A new integrated remanufacturing process planning and scheduling model under uncertainties using extended non-dominated sorting genetic algorithm-II

Remanufacturing, with its environmental and economic implications, is gaining significant traction in the contemporary industry. Owing to the complementarity between remanufacturing process planning and scheduling in actual remanufacturing systems, the integrated remanufacturing process planning and scheduling (IRPPS) model provides researchers and practitioners with a favorable direction to improve the performance of remanufacturing systems. However, a comprehensive exploration of the IRPPS model under uncertainties has remained scant, largely attributable to the high complexity stemming from the intrinsic uncertainties of the remanufacturing environment. To address the above challenge, this study proposes a new IRPPS model that operates under such uncertainties.
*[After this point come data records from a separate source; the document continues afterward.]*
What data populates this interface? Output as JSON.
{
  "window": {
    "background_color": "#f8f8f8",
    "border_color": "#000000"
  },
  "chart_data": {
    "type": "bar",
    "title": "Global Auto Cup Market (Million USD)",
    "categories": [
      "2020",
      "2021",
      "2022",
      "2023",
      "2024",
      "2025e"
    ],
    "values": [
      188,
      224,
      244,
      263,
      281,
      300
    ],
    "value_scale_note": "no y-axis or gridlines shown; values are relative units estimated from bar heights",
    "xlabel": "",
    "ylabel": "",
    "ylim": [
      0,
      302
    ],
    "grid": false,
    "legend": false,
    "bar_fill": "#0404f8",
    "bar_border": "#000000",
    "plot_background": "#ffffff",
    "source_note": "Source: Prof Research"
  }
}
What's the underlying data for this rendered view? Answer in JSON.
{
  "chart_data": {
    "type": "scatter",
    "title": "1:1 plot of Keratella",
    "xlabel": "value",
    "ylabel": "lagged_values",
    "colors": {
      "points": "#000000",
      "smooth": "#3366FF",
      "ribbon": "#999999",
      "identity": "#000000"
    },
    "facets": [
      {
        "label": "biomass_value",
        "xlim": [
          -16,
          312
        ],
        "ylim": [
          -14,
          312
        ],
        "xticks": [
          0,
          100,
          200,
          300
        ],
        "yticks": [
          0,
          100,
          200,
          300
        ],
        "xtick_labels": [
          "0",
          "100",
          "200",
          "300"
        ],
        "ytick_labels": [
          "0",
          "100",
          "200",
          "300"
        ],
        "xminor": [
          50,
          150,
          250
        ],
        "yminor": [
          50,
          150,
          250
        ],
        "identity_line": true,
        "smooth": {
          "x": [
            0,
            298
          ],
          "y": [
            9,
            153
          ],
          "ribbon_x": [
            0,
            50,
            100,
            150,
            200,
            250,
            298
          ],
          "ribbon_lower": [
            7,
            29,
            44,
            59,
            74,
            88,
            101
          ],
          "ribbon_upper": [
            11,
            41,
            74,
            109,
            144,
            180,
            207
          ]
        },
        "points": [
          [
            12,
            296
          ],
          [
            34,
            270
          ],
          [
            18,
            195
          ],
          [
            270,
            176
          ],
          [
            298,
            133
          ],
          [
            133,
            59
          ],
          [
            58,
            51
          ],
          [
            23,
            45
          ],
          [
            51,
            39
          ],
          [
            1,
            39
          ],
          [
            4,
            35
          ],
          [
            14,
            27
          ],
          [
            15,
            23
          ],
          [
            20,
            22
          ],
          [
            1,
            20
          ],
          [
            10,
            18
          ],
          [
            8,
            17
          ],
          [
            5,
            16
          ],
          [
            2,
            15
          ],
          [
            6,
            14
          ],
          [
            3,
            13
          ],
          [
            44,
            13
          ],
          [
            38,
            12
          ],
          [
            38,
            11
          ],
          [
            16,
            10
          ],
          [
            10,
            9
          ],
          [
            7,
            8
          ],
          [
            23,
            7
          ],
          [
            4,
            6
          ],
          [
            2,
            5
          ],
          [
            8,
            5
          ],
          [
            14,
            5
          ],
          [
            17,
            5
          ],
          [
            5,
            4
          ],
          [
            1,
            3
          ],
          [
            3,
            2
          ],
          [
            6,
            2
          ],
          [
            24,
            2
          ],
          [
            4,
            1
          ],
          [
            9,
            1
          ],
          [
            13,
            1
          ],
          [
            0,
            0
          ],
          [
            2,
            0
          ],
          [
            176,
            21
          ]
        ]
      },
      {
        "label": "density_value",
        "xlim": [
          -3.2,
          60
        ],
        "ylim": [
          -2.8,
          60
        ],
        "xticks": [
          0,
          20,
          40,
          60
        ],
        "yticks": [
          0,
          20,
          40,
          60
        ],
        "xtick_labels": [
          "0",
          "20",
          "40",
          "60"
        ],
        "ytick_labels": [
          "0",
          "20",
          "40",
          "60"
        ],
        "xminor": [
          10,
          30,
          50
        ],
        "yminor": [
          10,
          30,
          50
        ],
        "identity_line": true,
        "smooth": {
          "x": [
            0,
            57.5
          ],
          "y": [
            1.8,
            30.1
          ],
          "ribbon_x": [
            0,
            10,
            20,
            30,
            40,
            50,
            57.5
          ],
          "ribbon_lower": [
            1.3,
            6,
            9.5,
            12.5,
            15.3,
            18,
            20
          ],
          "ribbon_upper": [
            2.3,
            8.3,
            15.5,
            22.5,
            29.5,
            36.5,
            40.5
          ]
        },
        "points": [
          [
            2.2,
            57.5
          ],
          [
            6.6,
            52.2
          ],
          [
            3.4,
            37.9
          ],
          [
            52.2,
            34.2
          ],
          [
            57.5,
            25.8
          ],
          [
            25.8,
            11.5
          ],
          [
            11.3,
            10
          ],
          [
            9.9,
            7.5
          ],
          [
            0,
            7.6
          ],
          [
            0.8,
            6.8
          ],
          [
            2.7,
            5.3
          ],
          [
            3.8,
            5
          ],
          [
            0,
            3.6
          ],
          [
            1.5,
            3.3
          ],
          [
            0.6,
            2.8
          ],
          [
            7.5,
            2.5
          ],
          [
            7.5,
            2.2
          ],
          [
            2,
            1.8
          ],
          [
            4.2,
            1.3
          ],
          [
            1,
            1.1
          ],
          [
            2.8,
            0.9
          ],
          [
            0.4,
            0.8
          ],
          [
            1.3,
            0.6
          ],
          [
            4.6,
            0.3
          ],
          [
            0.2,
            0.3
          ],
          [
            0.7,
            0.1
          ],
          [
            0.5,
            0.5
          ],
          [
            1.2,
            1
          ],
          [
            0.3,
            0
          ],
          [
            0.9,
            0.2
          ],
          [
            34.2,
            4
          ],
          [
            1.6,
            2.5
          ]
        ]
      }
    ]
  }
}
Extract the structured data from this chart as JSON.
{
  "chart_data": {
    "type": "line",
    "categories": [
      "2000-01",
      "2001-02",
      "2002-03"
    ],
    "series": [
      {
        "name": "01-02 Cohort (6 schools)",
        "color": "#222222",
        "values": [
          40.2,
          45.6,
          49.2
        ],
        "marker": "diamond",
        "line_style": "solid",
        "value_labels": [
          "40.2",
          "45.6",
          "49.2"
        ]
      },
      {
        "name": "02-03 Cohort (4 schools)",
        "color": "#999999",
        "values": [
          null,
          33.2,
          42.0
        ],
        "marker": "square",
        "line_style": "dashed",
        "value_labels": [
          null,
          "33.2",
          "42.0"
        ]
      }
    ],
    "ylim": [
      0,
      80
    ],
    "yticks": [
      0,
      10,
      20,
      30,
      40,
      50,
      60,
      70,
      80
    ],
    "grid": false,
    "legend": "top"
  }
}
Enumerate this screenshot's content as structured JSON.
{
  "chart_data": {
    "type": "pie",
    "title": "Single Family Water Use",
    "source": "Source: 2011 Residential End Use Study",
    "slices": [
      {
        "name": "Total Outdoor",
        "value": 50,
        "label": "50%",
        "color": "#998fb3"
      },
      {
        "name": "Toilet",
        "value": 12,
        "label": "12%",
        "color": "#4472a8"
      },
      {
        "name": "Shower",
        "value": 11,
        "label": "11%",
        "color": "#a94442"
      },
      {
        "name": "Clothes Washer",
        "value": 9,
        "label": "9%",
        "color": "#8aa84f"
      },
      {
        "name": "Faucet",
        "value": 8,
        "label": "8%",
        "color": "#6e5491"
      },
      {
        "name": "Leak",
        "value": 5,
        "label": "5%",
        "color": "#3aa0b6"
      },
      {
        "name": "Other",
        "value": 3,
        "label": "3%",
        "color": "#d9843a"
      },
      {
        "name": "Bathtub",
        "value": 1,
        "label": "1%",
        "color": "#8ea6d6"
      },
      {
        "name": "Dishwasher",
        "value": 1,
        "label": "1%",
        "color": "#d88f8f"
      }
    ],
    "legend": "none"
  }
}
Specifically, the proposed model utilizes interval numbers to represent the uncertainty of processing time and develops a process planning approach that integrates various failure modes to effectively address the uncertain quality of defective parts during the remanufacturing process. To facilitate the resolution of the proposed model, this study proposes an extended non-dominated sorting genetic algorithm-II with a new multi-dimensional representation scheme, in which, a new self-adaptive strategy, multiple genetic operators, and a new local search strategy are integrated to improve the algorithmic performance. The simulation experiments results demonstrate the superiority of the proposed algorithm over three other baseline multi-objective evolutionary algorithms.